横向きに体位をかえます。耳の前,ちょうど上下のあごの骨がかみ合うところにへこみがあります。今度は細い鍼(0.16ミリ)で浅くうちます。すると下あごと頭全体に響き感が伝わります。ここも小さく雀啄して響き感が弱まってきたら教えてもらうことにして,それまで響かせました。
こめかみの後ろの頭髪部に少し入ったところに強く拍動するところがありました。指で軽く触れながら拍動にあわせてズキンズキンズキンと口に出すと,Kさんがあぁそうそうとおっしゃいます。その拍動部のすぐ後ろに浅いへこみがあるので鍼をうちました。今度は雀啄しないで刺したままにしておきます。拍動部に指をずっと触れたままにしておくと,だんだん血管がやわらかくなってくる感じがしたので鍼を抜いて施術を終了としました。
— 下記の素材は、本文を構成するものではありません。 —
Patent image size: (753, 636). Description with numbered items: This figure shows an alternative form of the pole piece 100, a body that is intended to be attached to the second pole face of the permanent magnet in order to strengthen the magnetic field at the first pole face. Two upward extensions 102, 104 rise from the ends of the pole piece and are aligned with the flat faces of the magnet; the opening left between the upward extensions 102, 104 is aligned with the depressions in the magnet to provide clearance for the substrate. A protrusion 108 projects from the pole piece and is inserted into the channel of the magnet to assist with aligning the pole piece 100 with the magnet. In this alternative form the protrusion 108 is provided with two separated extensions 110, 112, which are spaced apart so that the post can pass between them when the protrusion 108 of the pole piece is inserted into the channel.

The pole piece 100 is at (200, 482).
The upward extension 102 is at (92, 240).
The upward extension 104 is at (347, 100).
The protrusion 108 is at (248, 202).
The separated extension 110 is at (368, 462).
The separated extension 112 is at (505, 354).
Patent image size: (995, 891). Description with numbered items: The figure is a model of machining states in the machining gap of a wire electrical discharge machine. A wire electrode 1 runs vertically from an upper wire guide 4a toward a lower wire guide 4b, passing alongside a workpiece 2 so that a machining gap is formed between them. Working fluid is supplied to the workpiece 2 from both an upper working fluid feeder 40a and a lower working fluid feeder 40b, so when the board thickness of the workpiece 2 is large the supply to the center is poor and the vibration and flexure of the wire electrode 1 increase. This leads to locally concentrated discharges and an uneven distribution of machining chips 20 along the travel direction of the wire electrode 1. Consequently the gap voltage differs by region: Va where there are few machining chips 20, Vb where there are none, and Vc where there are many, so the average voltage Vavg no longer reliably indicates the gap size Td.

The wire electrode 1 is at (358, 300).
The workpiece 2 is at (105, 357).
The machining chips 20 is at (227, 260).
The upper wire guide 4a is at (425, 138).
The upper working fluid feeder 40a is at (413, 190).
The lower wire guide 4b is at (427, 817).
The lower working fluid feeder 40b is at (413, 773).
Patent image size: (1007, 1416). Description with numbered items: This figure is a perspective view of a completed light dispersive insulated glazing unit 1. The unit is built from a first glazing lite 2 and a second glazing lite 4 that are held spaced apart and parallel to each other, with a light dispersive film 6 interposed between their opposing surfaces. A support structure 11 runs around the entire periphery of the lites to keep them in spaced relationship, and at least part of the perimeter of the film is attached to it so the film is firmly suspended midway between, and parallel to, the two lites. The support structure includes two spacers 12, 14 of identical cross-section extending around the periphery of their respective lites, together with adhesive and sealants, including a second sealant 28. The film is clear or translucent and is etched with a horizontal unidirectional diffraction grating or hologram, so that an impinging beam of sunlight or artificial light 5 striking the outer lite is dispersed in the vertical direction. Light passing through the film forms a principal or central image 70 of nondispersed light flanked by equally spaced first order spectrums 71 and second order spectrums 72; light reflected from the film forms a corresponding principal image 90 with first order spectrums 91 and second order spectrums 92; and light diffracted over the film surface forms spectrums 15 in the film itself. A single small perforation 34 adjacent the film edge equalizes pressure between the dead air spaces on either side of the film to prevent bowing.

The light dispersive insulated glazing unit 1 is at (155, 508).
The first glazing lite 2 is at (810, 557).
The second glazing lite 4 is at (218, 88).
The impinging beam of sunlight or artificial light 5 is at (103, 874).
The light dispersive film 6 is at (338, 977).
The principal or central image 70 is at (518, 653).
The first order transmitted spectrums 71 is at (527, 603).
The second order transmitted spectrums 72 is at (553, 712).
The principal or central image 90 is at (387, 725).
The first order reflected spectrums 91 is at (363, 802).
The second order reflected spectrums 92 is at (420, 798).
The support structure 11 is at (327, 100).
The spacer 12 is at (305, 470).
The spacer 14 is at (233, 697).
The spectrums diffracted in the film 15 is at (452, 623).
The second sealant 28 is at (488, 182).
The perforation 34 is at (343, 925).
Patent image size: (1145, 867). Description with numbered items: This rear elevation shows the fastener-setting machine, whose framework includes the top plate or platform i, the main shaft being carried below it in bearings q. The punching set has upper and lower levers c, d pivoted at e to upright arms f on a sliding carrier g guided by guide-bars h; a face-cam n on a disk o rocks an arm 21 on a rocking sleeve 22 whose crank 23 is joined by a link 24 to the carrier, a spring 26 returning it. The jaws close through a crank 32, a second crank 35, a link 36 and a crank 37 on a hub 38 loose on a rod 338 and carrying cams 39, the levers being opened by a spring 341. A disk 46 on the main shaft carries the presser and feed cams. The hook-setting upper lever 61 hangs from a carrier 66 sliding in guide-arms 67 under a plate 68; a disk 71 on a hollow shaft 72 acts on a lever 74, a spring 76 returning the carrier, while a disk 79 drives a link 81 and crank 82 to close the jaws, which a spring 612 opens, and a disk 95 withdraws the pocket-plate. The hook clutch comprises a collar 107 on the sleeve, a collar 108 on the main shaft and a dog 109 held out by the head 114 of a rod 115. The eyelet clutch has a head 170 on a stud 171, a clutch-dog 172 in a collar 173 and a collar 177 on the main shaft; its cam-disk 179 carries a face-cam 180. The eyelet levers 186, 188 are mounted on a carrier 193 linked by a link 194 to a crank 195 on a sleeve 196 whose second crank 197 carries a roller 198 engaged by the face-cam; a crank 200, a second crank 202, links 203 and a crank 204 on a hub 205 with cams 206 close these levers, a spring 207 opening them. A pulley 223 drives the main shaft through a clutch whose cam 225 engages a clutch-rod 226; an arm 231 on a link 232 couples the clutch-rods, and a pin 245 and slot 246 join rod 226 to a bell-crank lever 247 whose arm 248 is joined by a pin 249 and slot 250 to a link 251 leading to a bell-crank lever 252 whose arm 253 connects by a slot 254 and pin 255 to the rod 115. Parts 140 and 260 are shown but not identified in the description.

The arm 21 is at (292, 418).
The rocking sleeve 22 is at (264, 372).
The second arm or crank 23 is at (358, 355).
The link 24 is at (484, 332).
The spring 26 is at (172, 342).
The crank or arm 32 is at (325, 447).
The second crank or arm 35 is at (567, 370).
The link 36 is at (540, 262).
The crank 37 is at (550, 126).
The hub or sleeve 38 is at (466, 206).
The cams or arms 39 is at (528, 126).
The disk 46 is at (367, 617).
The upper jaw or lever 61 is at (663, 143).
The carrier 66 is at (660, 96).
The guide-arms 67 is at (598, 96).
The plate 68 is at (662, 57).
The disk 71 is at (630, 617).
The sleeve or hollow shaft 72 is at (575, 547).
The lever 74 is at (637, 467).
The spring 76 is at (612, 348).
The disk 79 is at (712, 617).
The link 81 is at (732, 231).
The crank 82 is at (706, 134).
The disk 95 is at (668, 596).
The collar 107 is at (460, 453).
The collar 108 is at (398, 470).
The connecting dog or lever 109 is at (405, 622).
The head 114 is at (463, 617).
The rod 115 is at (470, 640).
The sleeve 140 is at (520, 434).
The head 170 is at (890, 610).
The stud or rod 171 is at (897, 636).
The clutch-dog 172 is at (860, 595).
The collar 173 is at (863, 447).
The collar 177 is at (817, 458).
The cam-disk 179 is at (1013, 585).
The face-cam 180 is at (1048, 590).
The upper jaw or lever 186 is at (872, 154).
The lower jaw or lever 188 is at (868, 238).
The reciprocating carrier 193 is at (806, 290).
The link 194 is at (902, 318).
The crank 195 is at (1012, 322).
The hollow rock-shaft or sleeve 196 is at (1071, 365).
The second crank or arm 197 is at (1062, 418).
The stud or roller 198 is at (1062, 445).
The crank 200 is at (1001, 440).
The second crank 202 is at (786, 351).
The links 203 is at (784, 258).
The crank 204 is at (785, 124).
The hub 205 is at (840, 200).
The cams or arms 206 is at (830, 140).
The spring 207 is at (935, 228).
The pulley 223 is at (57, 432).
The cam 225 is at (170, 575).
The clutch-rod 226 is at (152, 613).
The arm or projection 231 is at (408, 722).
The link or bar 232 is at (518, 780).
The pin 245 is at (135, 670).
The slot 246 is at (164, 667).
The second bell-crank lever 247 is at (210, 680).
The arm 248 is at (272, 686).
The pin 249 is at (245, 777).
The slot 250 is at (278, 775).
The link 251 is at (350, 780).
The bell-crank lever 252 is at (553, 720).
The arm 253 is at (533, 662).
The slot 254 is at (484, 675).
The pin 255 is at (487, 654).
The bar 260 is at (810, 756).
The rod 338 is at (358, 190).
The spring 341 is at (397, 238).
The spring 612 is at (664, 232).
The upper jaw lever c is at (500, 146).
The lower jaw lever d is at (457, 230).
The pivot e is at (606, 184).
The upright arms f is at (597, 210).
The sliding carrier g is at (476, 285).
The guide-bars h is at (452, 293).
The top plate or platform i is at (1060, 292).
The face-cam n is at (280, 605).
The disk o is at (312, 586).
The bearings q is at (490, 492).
若干鍼の影響なのか頭がふわーっとしているが,頭痛はやわらいで目の奥の痛みと吐き気はもうないとのことでした。帰ったらよく眠れそうだとおっしゃっていました。
終わりに
頭痛における鍼灸施術はとくに特別な技術が必要というほどではなく,むしろ得意な疾患であるかと思います。むしろ患者さんの頭痛の特徴をつかむことが大事です。
- 頭のどこが痛むのか
- どのような痛みか
- 前兆はあるか
- 痛みの周期はどのくらいか
- 痛みはじめはいつか
- からだを動かすと変化があるか
- 温めるとどうなるか
- 頭痛にともなうからだの不調はあるか
- 日常生活と仕事,天気や食べ物などとの関連はありそうか
など,普段からご自身の頭痛の特徴やパターンをつかんでおいていただけると良い施術ができると思います。